Prior to our study, multiple linear and nonlinear time series approaches had not yet been applied to model the conditional mean behavior for multiple hydrology processes and to investigate the conditional variance–covariance behavior for innovations of multiple hydrology processes. In this study, we developed these approaches, namely, VAR and diagonal VECH models, to model the time-varying first order moment for multiple daily streamflow processes and second-order moments for their multiple innovation time series, respectively. This study selected the upstream basin of Zarrineh Rood dam located in northwestern Iran for regional scale streamflow modeling. From the VAR and VAR–DVECH models, the following conclusions can be taken:

  • The twofold residuals of the linear VAR approach show the sufficiency of the fitted approach for each experiment, which it is verified with a multiple Ljung–Box test. However, the Portmanteau test confirms that the variance-covariance of the twofold residuals of the VAR model is not homoscedastic and exhibits time-varying features. Therefore, the VAR model is not efficient to illustrate the ARCH effect for daily streamflows.

  • To fully capture the effect of ARCH in the twofold residuals from the linear VAR approach, the VAR–DVECH error model is proposed and applied. The VAR–DVECH model is basically a combination of a VAR model which is used to model mean behavior and a DVECH model to model the ARCH effect in the twofold residuals from the VAR model. Therefore, with such a developed VAR–DVECH model, the multiple daily streamflow series is well-fitted.

  • The structure of conditional variance-covariance between twofold residuals of streamflow shows that long-term persistency is much higher than short-term persistency. Furthermore, the values of long-term persistency for upstream stations, which drain the smaller sub-basins, are less than those of the downstream locations. Moreover, there is a high level of temporal fluctuation in the conditional covariances between upstream and downstream stations changing for different times and experiments. However, the conditional covariance remains usually high for a short time and mostly at above the zero line for each experiment. This process is observed about the conditional correlation between twofold streamflows with a high level of relationship between twofold streamflows.
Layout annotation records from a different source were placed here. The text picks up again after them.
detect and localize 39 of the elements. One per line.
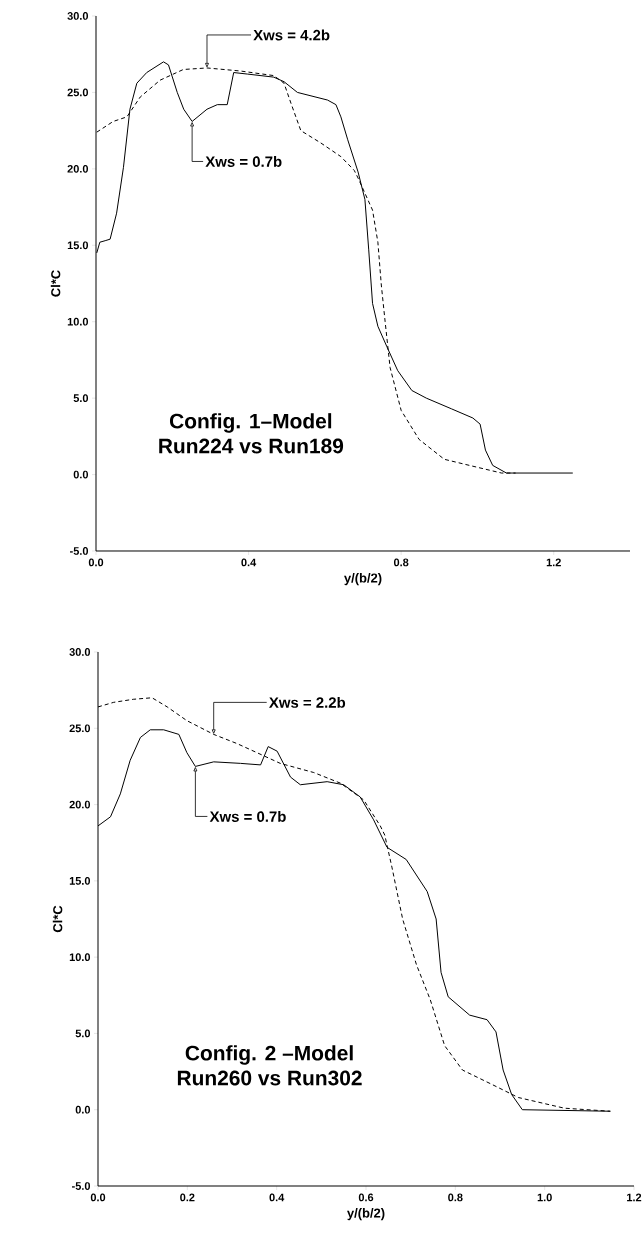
x-tick-label: 0.0 <box>90 1193 106 1202</box>
text: Config. 2 –Model <box>185 1045 353 1065</box>
y-tick-label: -5.0 <box>70 547 89 555</box>
y-tick-label: 30.0 <box>69 648 91 656</box>
x-tick-label: 0.2 <box>180 1193 195 1202</box>
x-axis-title: y/(b/2) <box>347 1208 385 1221</box>
y-tick-label: 0.0 <box>75 1105 91 1114</box>
y-tick-label: 5.0 <box>73 394 89 403</box>
x-tick-label: 0.0 <box>88 558 104 567</box>
y-tick-label: 10.0 <box>67 317 89 326</box>
text: Run260 vs Run302 <box>177 1070 362 1086</box>
annotation: Xws = 0.7b <box>209 810 286 822</box>
annotation: Xws = 0.7b <box>205 155 282 167</box>
text: Config. 1–Model <box>169 413 332 433</box>
annotation: Xws = 2.2b <box>269 696 346 708</box>
annotation: Xws = 4.2b <box>253 29 330 41</box>
y-tick-label: 15.0 <box>67 241 89 250</box>
x-tick-label: 1.2 <box>627 1193 642 1202</box>
y-tick-label: 5.0 <box>75 1029 91 1038</box>
x-axis-title: y/(b/2) <box>344 573 382 586</box>
y-tick-label: 30.0 <box>67 12 89 20</box>
y-tick-label: 15.0 <box>69 876 91 885</box>
x-tick-label: 0.4 <box>241 558 257 567</box>
y-axis-title: Cl*C <box>52 905 63 933</box>
x-tick-label: 1.2 <box>546 558 561 567</box>
x-tick-label: 0.4 <box>269 1193 285 1202</box>
y-axis-title: Cl*C <box>50 270 61 297</box>
y-tick-label: 10.0 <box>69 953 91 962</box>
y-tick-label: 0.0 <box>73 470 89 479</box>
text: Run224 vs Run189 <box>159 438 344 454</box>
y-tick-label: 25.0 <box>69 724 91 733</box>
x-tick-label: 0.6 <box>358 1193 374 1202</box>
x-tick-label: 0.8 <box>393 558 409 567</box>
x-tick-label: 0.8 <box>448 1193 463 1202</box>
y-tick-label: 20.0 <box>67 164 89 173</box>
x-tick-label: 1.0 <box>537 1193 552 1202</box>
y-tick-label: 25.0 <box>67 88 89 97</box>
y-tick-label: 20.0 <box>69 800 91 809</box>
y-tick-label: -5.0 <box>72 1182 91 1190</box>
Consequently, they usually keep near or below average amounts and suggest high time-variations and fluctuations during the time periods.

  • The DVECH model exhibits the advantage of capturing the conditional heteroscedasticity of the twofold residual time series obtained from the VAR approach. Moreover, in terms of the measures of evaluation criteria, the performance of the fitted models combined with DVECH approach is better than those models without that approach. The better performance of the MGARCH model may be due to the fact that the DVECH model considers the cross-product of the twofold residuals, which may lead to the stabilization of the variance and reduces the error of the model.

  • This study illustrates the main advantage of the DVECH model for multiple streamflow time series modeling. The DVECH model shows the time-varying association between innovations of twofold time series, herein the streamflow series of two different stations, for each time step. In other words, the conditional correlation coefficients are obtained between two different streamflow stations for each day. In addition, the DVECH model illustrates the association between the second order moment of twofold innovations of streamflows and their variation in time. The persistency of the second order moment of twofold innovations of streamflows and their association is also investigated by DVECH outputs.